Natalia Almada est réalisatrice. Entre New York et Mexico, elle promène sa caméra de documentariste comme d’autres écrivent au vent des frontières hollywoodiennes. Le cinéma de Natalia s’inscrit dans la liberté. Ce n’est donc pas un hasard si on retrouve cette femme, née en 1974, lauréate au festival de Sundance, décrochant en 2009 le prix de la meilleure réalisatrice de documentaire pour son "El Général".
La frontière est dans sa peau. Une frontière entre vivants et morts, un espace secret dans lequel "survit" l’existence humaine. Il y a dans cette recherche, la trace pionnière d’une cinéaste qui écrit la vie dans les sillons âpres de l’existence.
"El velador", que l’on peut voir à Cannes, avant de se précipiter pour le découvrir à Paris, est un film documentaire dont la violence, toute en retenue, nous fait partager un espace coup de poing qu’est le cimetière de Culiacán (Mexique). Cimetière des narcotrafiquants et autres "parrains" enterrés et vénérés par d’extravagantes chapelles construites en leurs noms.
Territoire où la vie joue à cache-cache avec la mort.

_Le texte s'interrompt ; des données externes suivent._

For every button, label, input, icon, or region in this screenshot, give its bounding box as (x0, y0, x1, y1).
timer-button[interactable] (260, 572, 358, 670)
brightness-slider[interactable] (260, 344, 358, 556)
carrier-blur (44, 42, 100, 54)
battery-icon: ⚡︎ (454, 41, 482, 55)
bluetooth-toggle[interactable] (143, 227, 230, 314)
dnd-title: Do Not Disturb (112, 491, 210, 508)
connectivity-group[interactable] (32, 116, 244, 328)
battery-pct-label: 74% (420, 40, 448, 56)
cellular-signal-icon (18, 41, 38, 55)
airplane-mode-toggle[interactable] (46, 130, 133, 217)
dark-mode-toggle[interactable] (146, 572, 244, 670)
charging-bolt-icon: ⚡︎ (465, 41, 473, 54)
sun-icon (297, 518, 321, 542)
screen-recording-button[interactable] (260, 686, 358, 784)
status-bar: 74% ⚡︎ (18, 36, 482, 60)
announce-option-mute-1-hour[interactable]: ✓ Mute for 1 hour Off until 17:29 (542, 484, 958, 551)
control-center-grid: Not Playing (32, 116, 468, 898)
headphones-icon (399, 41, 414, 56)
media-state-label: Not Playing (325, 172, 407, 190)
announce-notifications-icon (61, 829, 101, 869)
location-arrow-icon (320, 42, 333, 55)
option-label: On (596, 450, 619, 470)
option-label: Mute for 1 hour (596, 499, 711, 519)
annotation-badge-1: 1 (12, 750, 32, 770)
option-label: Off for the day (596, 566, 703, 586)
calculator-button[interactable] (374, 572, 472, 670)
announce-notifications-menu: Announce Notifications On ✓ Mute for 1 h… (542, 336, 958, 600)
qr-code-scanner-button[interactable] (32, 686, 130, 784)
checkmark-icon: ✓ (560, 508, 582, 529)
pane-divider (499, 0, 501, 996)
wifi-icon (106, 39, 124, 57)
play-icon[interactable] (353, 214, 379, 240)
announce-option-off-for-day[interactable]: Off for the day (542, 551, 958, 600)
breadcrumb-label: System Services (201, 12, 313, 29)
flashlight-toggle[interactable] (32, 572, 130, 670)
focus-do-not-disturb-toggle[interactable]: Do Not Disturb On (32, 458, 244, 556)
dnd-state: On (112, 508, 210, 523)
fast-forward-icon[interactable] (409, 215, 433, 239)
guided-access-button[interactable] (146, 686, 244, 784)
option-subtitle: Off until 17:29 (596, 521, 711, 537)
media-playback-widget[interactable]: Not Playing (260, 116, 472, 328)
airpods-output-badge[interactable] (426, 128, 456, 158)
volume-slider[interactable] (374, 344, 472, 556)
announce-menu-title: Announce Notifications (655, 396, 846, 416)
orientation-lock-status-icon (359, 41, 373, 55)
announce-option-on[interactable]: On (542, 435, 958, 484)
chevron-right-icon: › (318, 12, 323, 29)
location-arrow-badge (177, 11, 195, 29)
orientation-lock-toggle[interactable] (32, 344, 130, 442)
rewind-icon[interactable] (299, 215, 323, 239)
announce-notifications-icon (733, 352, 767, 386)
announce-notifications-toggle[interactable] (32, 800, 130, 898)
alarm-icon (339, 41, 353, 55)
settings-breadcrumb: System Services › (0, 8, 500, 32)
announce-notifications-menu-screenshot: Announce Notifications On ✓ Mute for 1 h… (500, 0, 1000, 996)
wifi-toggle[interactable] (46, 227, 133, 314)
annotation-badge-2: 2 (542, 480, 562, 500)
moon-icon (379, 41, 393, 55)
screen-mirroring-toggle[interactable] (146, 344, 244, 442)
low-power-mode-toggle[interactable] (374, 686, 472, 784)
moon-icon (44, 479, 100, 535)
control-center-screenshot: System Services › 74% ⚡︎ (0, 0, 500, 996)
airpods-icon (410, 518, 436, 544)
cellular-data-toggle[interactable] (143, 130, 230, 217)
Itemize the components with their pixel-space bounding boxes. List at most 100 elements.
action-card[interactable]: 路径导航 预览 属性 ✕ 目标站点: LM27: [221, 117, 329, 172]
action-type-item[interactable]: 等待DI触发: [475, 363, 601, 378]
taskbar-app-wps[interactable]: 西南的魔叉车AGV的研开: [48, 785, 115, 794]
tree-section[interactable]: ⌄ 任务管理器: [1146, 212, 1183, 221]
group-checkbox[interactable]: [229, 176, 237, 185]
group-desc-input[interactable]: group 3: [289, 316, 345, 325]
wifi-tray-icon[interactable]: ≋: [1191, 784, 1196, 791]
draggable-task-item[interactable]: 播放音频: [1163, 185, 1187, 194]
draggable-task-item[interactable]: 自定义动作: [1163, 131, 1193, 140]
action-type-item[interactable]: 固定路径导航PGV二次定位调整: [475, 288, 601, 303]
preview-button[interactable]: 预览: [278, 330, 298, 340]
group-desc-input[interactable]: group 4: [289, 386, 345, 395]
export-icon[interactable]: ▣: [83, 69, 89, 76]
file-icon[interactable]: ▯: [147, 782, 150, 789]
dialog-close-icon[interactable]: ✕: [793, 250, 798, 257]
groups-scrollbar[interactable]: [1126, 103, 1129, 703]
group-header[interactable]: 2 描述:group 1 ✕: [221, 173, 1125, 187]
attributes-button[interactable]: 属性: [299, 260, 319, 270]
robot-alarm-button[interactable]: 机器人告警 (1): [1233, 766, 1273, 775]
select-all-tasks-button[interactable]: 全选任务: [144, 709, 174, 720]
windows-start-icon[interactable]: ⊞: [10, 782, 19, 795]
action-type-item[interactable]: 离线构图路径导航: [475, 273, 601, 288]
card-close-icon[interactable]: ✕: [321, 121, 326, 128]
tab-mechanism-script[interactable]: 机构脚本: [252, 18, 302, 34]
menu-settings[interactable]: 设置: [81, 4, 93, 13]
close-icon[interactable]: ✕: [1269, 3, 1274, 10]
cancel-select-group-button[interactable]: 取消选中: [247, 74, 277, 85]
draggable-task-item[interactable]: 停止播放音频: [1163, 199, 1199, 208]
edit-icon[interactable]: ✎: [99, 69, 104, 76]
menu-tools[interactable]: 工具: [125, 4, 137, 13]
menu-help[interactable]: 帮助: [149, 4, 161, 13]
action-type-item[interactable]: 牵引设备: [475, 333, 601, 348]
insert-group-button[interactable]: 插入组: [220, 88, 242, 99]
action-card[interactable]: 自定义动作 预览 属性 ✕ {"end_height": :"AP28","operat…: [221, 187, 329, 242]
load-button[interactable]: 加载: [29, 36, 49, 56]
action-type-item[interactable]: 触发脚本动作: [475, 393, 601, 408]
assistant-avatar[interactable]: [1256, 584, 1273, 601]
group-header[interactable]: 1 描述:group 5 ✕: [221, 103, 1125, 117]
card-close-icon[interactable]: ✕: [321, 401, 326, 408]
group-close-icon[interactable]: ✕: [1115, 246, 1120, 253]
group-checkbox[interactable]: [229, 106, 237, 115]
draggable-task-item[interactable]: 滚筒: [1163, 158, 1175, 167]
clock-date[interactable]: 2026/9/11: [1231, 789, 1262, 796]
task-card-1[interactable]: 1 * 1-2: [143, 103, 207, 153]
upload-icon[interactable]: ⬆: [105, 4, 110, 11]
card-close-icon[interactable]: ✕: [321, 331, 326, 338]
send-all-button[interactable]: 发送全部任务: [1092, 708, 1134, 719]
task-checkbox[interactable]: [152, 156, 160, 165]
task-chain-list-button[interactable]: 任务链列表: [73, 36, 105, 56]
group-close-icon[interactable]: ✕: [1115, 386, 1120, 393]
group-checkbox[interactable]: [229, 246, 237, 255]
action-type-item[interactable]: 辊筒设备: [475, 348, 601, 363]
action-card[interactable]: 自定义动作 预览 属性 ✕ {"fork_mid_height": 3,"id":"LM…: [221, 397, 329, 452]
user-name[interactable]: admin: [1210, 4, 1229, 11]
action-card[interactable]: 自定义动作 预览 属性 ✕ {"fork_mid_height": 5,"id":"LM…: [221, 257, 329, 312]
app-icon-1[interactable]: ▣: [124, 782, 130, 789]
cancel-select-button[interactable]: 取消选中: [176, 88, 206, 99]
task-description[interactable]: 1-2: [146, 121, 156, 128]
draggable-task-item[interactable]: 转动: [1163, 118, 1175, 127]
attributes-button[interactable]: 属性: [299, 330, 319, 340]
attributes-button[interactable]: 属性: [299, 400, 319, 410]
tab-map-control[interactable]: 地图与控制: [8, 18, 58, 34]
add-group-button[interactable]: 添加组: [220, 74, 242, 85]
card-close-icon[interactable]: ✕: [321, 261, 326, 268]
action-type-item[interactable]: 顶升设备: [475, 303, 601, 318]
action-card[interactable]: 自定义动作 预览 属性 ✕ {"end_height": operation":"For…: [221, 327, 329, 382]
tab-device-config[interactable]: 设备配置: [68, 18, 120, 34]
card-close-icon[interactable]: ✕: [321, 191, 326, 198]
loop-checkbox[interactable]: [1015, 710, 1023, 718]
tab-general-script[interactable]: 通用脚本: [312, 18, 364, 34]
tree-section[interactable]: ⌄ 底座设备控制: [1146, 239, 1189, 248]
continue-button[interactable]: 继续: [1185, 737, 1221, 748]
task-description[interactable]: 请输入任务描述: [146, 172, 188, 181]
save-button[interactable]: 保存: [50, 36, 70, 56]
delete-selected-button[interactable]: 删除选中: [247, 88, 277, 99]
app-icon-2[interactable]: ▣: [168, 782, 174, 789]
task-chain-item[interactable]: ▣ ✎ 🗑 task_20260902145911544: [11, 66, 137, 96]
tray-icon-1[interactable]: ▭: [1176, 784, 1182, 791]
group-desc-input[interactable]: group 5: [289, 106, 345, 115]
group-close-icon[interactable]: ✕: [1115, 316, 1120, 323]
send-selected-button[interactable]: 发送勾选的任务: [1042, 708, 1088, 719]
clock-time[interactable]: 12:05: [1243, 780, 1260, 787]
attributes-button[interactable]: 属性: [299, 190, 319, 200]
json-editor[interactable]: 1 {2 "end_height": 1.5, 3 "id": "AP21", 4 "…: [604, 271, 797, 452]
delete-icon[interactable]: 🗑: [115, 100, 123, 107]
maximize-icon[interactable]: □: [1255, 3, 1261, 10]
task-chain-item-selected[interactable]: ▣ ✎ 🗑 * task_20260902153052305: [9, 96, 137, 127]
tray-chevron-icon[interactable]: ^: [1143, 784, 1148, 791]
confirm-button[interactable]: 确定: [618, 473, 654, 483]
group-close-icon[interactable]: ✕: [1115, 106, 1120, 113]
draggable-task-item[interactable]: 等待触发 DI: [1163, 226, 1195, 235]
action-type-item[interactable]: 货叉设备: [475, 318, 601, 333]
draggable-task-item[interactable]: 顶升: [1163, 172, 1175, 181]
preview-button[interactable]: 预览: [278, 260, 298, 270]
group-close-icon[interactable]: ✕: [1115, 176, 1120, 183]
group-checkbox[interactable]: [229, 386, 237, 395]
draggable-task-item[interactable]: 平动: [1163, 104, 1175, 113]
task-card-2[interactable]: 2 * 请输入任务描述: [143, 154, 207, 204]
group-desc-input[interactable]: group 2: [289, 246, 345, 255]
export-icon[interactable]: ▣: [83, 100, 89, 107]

Il y a dans ce film le parfum d’un printemps. Celui de la naissance d’une grande réalisatrice qui sait capter au travers son sujet les architecturales des tombes comme des géants de la mythologie. Face à la mort et sa violence, les mausolées ont la grandeur du respect maffieux. Il ne peut pas en être autrement puisque les imposantes stèles du cimetière rappellent à tous les regards que l’espace dans lequel on se trouve est un territoire de mort violente. Un combat de titans où la justice humaine n’a pas sa place.
Nous ne sommes pas ici dans un film de gangster. Le documentaire ne sort pas son magnum. Pourtant il fait mouche à la question "Pourquoi y a t il tant de violence au Mexique ?"
Pendant un an, la caméra de Natalia a capté un monde sans parole dont les non-dits de la violence sont palpables à chaque plan. Il ne s’agit pas d’un film de dénonciation, de rancoeurs mais bien d’une découverte, celle de l’imagerie d’un au-delà fantasmé. Car qui d’autre (comme peut-être, pour ce faire pardonner de leurs fautes) peut ainsi construire des tels monuments à la gloire d’un défunt, si ce n’est l’argent des narcotrafiquants ? Un besoin, par delà la mort, d’être encore le plus grand…
Il faut voir ce film et chasser de la tête les fictions cinématographiques, pour percevoir à travers ces monuments quelques drames, qui nous semblent troubles, à nous aventuriers de notre quotidien, coller au théâtre antique et que l’on nomme : tragédie.